Son financement peut être assuré par quatre sources possibles et non exhaustives :
- L’État, en conformité avec son rôle régalien d’assurer la protection et le soin des populations. Il pourra le faire en utilisant tous les leviers à disposition, notamment le budget national, la levée de Fonds, l’effort des organismes de prévoyance, A cet égard, il convient de vérifier s’il existe des ressources disponibles dans l’enveloppe de 1700 milliards annoncée par le Président de
la République - Les aides bilatérales spécifiques.
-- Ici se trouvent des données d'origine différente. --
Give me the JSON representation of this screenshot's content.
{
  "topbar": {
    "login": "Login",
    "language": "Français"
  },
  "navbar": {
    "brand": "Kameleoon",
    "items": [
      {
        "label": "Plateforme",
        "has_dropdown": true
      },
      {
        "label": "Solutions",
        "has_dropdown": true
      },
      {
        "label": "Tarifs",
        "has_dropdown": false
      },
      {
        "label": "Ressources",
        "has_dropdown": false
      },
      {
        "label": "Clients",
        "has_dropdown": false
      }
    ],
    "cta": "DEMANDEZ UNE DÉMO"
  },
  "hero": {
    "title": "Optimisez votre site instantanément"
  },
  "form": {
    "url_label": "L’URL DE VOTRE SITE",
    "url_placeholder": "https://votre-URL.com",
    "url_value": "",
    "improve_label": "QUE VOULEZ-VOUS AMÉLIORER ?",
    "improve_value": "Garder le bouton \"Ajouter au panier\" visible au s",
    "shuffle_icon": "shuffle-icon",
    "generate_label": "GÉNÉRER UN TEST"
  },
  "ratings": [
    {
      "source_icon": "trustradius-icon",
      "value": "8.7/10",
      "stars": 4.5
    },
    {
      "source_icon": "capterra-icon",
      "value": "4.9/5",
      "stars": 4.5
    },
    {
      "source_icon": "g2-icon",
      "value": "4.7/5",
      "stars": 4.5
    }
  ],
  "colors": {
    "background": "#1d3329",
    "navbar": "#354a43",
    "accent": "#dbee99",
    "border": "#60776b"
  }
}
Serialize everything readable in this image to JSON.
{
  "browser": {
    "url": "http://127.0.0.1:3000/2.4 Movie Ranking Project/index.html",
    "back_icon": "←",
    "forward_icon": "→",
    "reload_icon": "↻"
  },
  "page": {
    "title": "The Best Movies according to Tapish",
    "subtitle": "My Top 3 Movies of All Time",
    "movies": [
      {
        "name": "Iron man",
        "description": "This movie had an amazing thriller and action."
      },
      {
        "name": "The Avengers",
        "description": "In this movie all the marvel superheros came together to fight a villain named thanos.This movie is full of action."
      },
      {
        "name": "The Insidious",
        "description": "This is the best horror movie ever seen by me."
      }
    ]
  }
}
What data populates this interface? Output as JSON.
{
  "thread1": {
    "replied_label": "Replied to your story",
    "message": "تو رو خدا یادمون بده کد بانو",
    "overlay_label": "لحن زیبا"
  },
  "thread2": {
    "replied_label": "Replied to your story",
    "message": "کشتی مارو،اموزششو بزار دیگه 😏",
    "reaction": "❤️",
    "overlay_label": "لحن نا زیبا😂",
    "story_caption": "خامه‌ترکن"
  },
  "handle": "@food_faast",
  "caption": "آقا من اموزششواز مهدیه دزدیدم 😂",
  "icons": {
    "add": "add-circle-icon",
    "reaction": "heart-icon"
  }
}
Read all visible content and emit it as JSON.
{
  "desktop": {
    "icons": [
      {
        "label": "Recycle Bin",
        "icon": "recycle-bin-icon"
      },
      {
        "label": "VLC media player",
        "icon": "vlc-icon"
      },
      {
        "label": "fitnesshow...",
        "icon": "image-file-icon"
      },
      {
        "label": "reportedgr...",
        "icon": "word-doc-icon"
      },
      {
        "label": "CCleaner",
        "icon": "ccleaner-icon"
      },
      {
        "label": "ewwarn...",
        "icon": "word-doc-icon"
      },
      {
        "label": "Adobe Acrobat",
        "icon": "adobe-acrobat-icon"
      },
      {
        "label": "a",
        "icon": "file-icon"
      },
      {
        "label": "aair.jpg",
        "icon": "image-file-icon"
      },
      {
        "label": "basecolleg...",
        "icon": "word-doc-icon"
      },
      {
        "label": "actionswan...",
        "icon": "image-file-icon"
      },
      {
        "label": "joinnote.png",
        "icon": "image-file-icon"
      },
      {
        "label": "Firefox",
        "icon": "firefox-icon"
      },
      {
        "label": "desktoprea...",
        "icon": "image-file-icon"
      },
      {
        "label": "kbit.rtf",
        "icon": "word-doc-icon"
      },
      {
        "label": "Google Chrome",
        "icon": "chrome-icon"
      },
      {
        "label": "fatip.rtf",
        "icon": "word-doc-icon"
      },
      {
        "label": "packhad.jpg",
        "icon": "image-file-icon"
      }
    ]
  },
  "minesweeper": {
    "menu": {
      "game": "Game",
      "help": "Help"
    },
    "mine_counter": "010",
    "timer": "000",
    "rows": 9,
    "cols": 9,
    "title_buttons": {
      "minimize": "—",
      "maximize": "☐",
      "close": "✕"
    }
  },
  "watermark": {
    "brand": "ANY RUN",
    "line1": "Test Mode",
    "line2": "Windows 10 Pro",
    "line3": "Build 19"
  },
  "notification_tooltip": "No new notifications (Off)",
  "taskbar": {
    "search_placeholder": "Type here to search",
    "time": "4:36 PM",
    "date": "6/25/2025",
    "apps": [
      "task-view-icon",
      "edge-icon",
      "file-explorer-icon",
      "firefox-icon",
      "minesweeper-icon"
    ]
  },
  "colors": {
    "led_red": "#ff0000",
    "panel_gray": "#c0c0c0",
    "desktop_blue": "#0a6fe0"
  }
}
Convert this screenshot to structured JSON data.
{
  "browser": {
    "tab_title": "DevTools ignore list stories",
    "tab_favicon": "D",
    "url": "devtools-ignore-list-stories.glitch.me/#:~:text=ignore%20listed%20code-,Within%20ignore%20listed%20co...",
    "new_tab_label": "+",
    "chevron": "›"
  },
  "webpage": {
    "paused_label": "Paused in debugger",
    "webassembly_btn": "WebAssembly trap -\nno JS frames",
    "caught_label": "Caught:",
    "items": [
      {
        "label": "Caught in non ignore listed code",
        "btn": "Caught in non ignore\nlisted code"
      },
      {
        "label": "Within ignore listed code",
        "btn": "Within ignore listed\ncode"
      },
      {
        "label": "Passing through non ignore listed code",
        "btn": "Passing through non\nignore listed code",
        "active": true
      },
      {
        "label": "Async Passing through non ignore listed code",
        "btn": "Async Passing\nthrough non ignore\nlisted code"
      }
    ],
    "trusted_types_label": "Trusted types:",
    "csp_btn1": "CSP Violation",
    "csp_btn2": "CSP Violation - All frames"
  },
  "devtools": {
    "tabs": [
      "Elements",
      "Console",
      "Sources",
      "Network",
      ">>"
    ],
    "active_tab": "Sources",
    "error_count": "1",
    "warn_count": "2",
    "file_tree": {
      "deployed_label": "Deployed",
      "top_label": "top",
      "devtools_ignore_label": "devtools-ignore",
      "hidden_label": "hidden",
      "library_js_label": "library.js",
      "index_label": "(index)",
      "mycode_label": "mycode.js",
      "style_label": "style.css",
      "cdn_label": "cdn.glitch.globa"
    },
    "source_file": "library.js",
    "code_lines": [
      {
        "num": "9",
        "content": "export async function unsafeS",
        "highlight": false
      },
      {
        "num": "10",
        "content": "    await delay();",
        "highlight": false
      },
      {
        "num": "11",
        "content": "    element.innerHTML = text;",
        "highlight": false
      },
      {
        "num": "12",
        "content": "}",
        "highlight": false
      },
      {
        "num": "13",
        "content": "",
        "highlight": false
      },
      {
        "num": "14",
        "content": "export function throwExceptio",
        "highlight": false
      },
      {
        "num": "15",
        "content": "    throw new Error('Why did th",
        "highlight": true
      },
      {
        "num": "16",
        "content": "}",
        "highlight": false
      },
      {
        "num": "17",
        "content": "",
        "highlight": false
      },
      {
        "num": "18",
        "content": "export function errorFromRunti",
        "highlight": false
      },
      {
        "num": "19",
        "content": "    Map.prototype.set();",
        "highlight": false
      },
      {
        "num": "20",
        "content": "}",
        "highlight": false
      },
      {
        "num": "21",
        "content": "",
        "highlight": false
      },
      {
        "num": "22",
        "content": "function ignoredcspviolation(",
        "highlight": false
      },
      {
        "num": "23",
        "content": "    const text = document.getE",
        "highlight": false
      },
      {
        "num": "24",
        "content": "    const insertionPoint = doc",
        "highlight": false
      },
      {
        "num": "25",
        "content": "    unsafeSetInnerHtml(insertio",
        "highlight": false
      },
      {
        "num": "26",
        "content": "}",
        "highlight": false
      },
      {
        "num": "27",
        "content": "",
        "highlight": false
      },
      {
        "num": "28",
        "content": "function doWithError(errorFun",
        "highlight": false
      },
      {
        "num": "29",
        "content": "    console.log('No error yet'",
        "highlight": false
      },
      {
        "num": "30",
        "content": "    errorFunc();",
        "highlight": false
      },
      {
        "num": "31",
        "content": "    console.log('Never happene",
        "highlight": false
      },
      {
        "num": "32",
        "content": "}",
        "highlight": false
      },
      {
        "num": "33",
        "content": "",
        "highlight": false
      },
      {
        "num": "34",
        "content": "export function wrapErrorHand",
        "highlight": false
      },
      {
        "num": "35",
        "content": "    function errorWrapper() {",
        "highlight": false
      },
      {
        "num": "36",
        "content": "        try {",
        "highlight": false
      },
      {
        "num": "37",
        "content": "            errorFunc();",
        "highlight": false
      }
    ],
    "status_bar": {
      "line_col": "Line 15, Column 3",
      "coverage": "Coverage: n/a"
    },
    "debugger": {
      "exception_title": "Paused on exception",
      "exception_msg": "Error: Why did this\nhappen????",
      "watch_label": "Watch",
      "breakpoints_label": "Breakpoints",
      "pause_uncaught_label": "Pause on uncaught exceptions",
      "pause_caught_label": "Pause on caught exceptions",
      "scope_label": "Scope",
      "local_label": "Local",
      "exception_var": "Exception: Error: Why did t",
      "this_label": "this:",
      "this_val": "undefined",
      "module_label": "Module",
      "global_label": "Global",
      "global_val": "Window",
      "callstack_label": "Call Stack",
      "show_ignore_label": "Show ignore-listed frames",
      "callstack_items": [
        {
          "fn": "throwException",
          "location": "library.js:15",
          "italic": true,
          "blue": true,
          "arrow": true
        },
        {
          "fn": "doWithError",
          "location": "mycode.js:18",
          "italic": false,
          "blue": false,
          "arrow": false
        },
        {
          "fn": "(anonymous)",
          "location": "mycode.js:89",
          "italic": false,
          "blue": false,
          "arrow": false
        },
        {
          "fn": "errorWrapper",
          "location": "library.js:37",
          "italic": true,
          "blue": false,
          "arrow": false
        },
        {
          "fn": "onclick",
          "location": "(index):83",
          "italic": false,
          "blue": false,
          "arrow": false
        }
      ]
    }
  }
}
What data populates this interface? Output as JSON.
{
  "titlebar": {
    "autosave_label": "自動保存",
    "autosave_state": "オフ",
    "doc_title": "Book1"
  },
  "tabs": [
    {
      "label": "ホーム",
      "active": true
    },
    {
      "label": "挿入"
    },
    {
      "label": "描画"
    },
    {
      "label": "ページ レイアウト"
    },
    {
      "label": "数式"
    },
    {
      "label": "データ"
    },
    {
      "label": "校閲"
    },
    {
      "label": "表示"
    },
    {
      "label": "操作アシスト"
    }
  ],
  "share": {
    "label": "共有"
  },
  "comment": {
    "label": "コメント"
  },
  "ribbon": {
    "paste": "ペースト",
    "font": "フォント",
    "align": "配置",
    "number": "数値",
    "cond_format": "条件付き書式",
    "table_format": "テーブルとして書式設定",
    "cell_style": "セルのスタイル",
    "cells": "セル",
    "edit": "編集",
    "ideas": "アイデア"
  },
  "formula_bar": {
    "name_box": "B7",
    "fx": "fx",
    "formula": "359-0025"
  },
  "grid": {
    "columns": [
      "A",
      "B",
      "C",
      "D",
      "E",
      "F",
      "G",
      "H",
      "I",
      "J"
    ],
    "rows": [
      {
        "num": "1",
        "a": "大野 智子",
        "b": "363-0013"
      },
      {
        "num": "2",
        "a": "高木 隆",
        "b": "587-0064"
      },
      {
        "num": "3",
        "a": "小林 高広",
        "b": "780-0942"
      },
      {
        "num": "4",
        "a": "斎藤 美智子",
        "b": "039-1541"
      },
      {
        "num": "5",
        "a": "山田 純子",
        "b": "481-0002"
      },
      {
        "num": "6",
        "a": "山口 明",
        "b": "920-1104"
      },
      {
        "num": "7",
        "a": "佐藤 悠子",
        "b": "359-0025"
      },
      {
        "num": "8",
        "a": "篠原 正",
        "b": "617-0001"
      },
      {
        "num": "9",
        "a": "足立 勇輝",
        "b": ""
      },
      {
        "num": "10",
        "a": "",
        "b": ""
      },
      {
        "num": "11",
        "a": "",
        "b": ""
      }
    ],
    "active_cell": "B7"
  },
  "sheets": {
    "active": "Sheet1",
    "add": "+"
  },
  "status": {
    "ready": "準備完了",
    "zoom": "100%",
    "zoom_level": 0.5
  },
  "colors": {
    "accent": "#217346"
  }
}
- Les contributions multilatérales (Nations Unies, bailleurs de fonds
internationaux. - Les dons en numéraire et en nature faits par les nationaux. Dans ce dernier registre, les individus, les organisations caritatives, les collectivités territoriales territoriales, les associations laïques ou religieuses pourraient trouver un espace d’expression organisé et structuré. Car l’opération ne sera guère possible sans leur contribution active.Sur la base de cette esquisse des enjeux financiers, il est important d’insister sur le point suivant : l’éventuel confinement des populations à conditions précaires n’a de sens que si elle repose sur une approche sociologique claire et une bonne organisation logistique. Les collectivités territoriales, en s’appuyant sur les ONG et les leaders communautaires, doivent être au cœur de la préparation et de l’action en cas de confinement. Elles doivent dès maintenant organiser les cadres de solidarité intracommunale autour des besoins et des contraintes qui pourraient surgir durant la phase de confinement. Leurs connaissances de l’environnement et leurs maitrises des administrés sont des atouts pour y parvenir. Par ailleurs, elles pourront être un levier intéressant de l’action et de la coordination de l’aide publique voire privée. En effet, plus que jamais, les cadres de solidarités traditionnelles et sociétales doivent être mobilisés en faveur des populations les plus vulnérables en cas de confinement. Dès maintenant, chaque habitant de ce pays, chaque ivoirien doit intégrer qu’il sera amené à aider voire sauver un frère. Les familles à mesure de faire des provisions ne doivent pas ignorer que certains vivent sans épargne. Les plus jeunes doivent intégrer qu’ils doivent protéger les plus âgés, plus exposés, en ne prenant pas de risque par la défiance des consignes données par les autorités sanitaires. Les entreprises doivent désormais orienter leurs productions vers l’effort de guerre que nous mènerons contre le COVID. La production de Gels hydro-alcooliques, de masques, de lits de réanimation, doivent désormais être une priorité pour nos industriels. La tâche est immense. Les pouvoirs publics ne pourront y répondre tous seuls. Il faut retrouver dans les valeurs traditionnelles de notre société, les leviers de la victoire
contre le Coronavirus tout en se tenant prêt à modifier certains de nos habitudes, du moins, le temps du combat.
Il a été clairement évoqué le rôle central des collectivités territoriales, des ONG , des
agences spécialisées de l’ONU etc… dans la mise en œuvre du confinement des
populations à revenus faibles à Abidjan. Il été également évoqué la nécessité de faire
appel aux bonnes volontés citoyennes pour la mobilisation des dons de toutes
natures. Pour ce faire, on pourrait créer un « Fonds de solidarité Covid19 » dont la
vocation serait de mobiliser et de redistribuer ces dons. Étant entendu que pour des raisons d’efficacité, la gestion de ce Fonds serait paritaire (secteur public – secteur privé)
Pour finir, nous voudrions insister une fois encore sur le caractère pernicieux de ce
virus : son invisibilité amplifiée par le nombre important de personnes contaminées symptomatiques qui contaminent les autres. Anticiper et devancer la propagation d’un tel virus sur le terrain nous paraît l’option stratégiquement plus efficace.
A cet effet, un plan de riposte adossé à une bonne approche sociale et culturelle sera une arme, et la chaine d’union et de fraternité, une méthode efficace contre cet ennemi invisible. Osons la solidarité. Pensons solidarité contre le COVID-19 pour une nation encore plus forte.